BALTIMORE, MD — In a bittersweet twist, the Maryland Zoo announces the birth of two lion cubs, while mourning the loss of their mother, lioness “Badu.” Late last Thursday, October 3rd, the young female lioness “Badu” went into labor and gave birth to two cubs overnight in a special den built in the lion off-exhibit area. However, on Friday morning she started exhibiting signs of birth complications and the veterinary team deemed it necessary to intervene. “Two additional cubs had to be removed surgically, neither of which survived,” stated Dr. Ellen Bronson, senior veterinarian at the Zoo.
Although Badu had been attentive to the two surviving cubs, she had difficulty caring for them after the surgery and animal staff took over the job of feeding them. They also worked closely with the Zoo veterinarians to assist with Badu’s surgical recovery. “She continued to have complications, and despite the best efforts of both veterinary and animal staff, Badu died Monday afternoon,” continued Bronson. “While we are deeply saddened by the loss of this spirited cat, we now must turn our attention to caring for her young cubs. They are only six days old, and are just beginning to open their eyes.” The cubs, one male and one female, appear healthy and are being cared for by the animal staff.

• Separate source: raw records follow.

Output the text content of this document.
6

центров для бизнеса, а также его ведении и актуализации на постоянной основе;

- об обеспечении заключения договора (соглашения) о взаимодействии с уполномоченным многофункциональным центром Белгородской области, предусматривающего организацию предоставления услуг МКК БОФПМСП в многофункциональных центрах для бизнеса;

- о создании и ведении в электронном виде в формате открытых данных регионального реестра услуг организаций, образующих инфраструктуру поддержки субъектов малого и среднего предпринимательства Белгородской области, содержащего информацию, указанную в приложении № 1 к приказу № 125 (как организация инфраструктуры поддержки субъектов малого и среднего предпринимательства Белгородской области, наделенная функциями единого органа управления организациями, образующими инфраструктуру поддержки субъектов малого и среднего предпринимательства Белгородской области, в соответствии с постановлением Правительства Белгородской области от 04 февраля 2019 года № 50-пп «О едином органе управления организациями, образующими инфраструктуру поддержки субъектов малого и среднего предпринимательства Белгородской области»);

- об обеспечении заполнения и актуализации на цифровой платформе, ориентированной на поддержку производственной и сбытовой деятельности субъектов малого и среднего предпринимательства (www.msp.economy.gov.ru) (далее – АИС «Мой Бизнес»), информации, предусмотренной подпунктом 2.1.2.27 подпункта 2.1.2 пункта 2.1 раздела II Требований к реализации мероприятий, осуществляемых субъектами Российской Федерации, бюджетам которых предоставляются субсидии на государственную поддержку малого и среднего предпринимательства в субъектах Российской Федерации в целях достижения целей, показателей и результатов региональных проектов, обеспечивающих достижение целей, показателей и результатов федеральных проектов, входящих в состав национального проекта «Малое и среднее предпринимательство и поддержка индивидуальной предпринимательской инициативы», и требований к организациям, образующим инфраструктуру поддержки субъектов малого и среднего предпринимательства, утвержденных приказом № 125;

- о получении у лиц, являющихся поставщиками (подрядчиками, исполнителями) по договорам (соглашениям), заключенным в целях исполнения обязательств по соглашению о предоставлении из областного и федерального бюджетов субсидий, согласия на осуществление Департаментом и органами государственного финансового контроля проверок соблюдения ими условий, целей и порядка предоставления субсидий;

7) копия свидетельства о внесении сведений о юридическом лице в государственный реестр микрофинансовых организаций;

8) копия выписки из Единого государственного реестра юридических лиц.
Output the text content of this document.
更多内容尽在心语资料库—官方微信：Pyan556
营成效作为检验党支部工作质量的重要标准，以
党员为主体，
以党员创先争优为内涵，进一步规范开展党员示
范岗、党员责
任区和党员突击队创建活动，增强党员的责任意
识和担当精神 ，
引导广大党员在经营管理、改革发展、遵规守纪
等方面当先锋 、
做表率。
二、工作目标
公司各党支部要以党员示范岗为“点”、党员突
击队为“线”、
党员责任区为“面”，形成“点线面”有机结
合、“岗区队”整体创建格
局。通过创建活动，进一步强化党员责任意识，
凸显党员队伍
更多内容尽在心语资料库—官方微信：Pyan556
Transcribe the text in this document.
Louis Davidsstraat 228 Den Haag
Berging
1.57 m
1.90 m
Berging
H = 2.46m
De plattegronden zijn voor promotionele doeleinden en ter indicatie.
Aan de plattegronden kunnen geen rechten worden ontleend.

“This is a tremendous loss for the Zoo — Badu was a young cat, wonderful to watch on exhibit, and a good mate to Hassan,” stated Don Hutchinson, president/CEO of The Maryland Zoo. “But despite losing Badu, we should also remember that she left behind two new additions to our Zoo family. They are the first lion cubs born here in the history of this Zoo and are being cared for around the clock by our amazing staff. I am proud of the team that has worked so hard this week under very challenging circumstances.”
The cubs will remain off exhibit while staff are caring for them. “They are very young, and we are measuring their progress and evaluating the situation day by day,” stated Margie Rose-Innes, assistant general curator at the Zoo. “Ideally they will be able to be introduced to the other lions, but that will be some time in the future. For now, their continued health and well-being will be our focus.”
The cubs’ birth is the result of a recommendation from the Lion Species Survival Plan (SSP) coordinated by the Association of Zoos and Aquariums (AZA). SSPs provide breeding recommendations to maximize genetic diversity, with the goal of ensuring the long-term survival of the captive population and the health of individual animals. Lions are listed as “vulnerable” in the wild as their population has declined significantly over the past 50 years with only an estimated 32,000 individuals remaining in the wild, down from over 100,000.
Hassan, father to the cubs, and Cuma, the Zoo’s two adult lions, will continue to be on exhibit while the cubs are being raised in the den.